Short duration kernel measurement issues on the TK1?

I’m benchmarking some kernels on the TK1 and find the cudaEvent measurements are imprecise on very short duration kernels (0.5 ms.)

I get expected measurements only when I significantly scale up the test.

Is this a result of tight DVFS management or is it a precision issue with the cudaEvents?

Can someone at NVIDIA explain this or describe a workaround?

I’m running these benchmarks over ssh and the board is running headless on the network.

This post by Puget Systems also has me concerned (final paragraph):

After adding a few options to my benchmark, it’s clear that the TK1’s clock speed is being tightly managed.

This is exactly what it should be doing in order to save power.

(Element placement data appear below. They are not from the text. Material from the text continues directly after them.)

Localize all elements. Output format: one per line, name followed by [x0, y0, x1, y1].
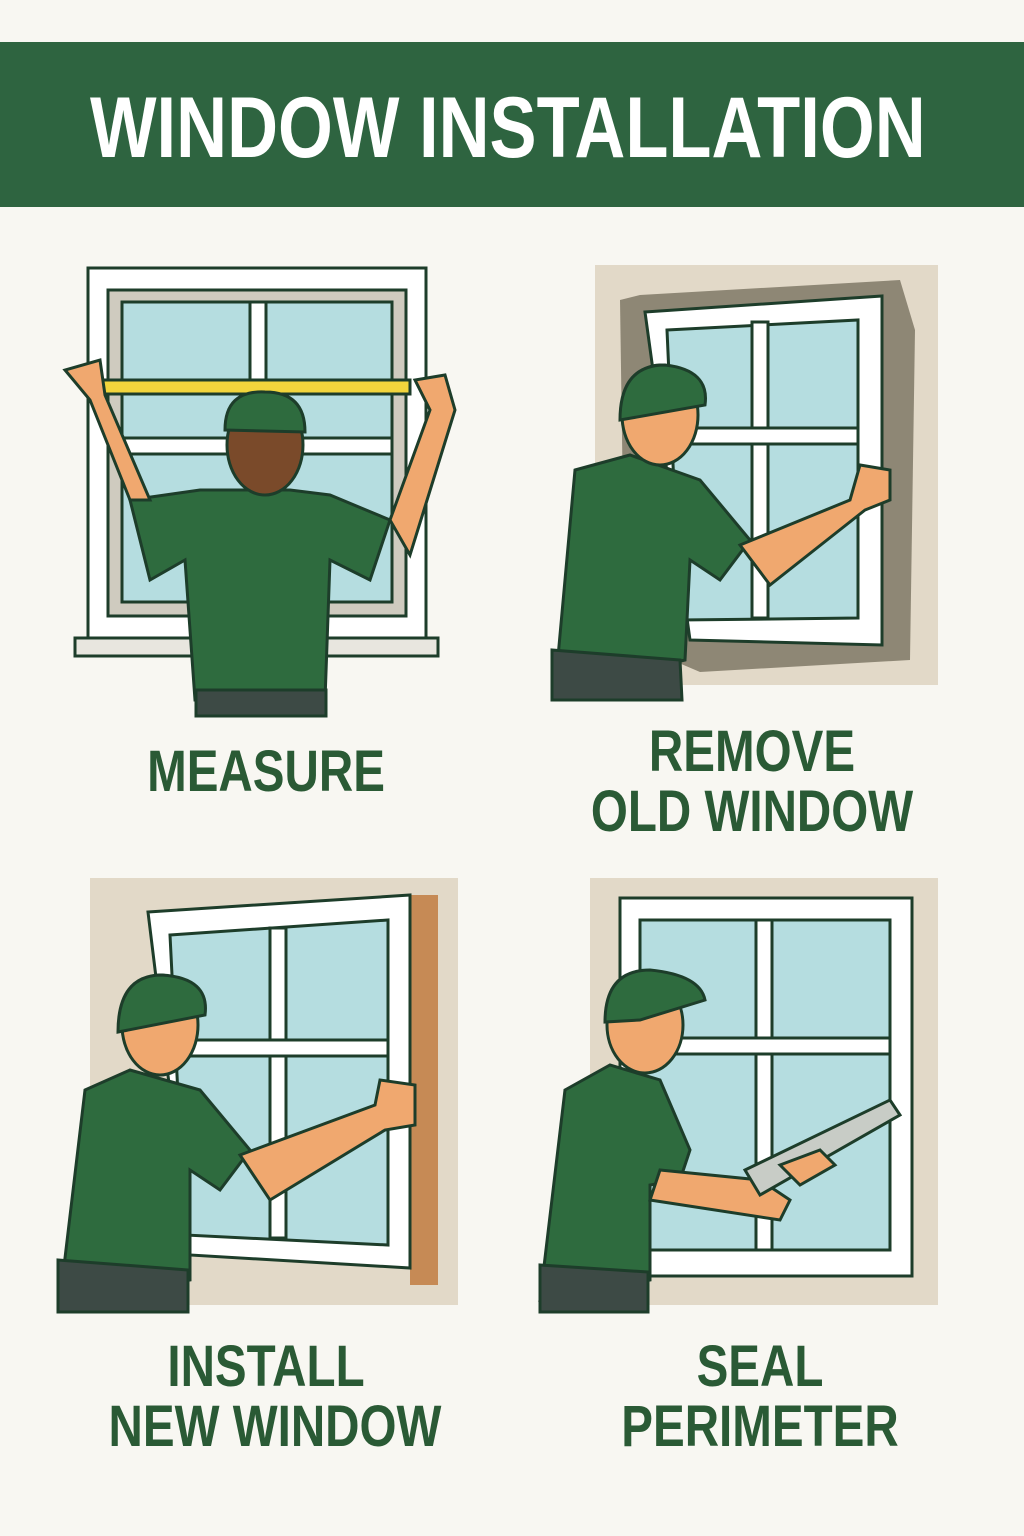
label: seal perimeter — [621, 1334, 899, 1459]
label: remove old window: OLD WINDOW — [591, 779, 913, 844]
label: remove old window — [591, 719, 914, 844]
label: remove old window: REMOVE — [649, 719, 855, 784]
label: install new window — [109, 1334, 442, 1459]
label: install new window: NEW WINDOW — [109, 1394, 441, 1459]
panel: measure illustration — [65, 268, 455, 716]
label: install new window: INSTALL — [167, 1334, 365, 1399]
label: seal perimeter: SEAL — [697, 1334, 823, 1399]
panel: remove old window illustration — [552, 265, 938, 700]
title: WINDOW INSTALLATION — [90, 80, 926, 176]
title — [0, 42, 1024, 207]
label: seal perimeter: PERIMETER — [621, 1394, 899, 1459]
label: measure: MEASURE — [147, 739, 385, 804]
panel: install new window illustration — [58, 878, 458, 1312]
panel: seal perimeter illustration — [540, 878, 938, 1312]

I have no way of measuring actual GPU clock speed but a “warm-up” routine really helps push the GPU to a higher performance level.

But unlike desktop GPUs, there appears to be very very little hysteresis when the SMX is at its highest clock speed and, I’m guessing, that certain blocking operations like host-initiated memcpy’s and event synchronization are opportunities for the TK1 to immediately downclock the GPU.

None of this is a surprise, but without tools to monitor the clocks it’s tough to benchmark.

The takeaway is that benchmarking for peak performance on the TK1 will probably always require some strategy… unless NVIDIA releases a dev tool to adjust the frequency scaling.

Hopefully there is some forthcoming documentation on this subject.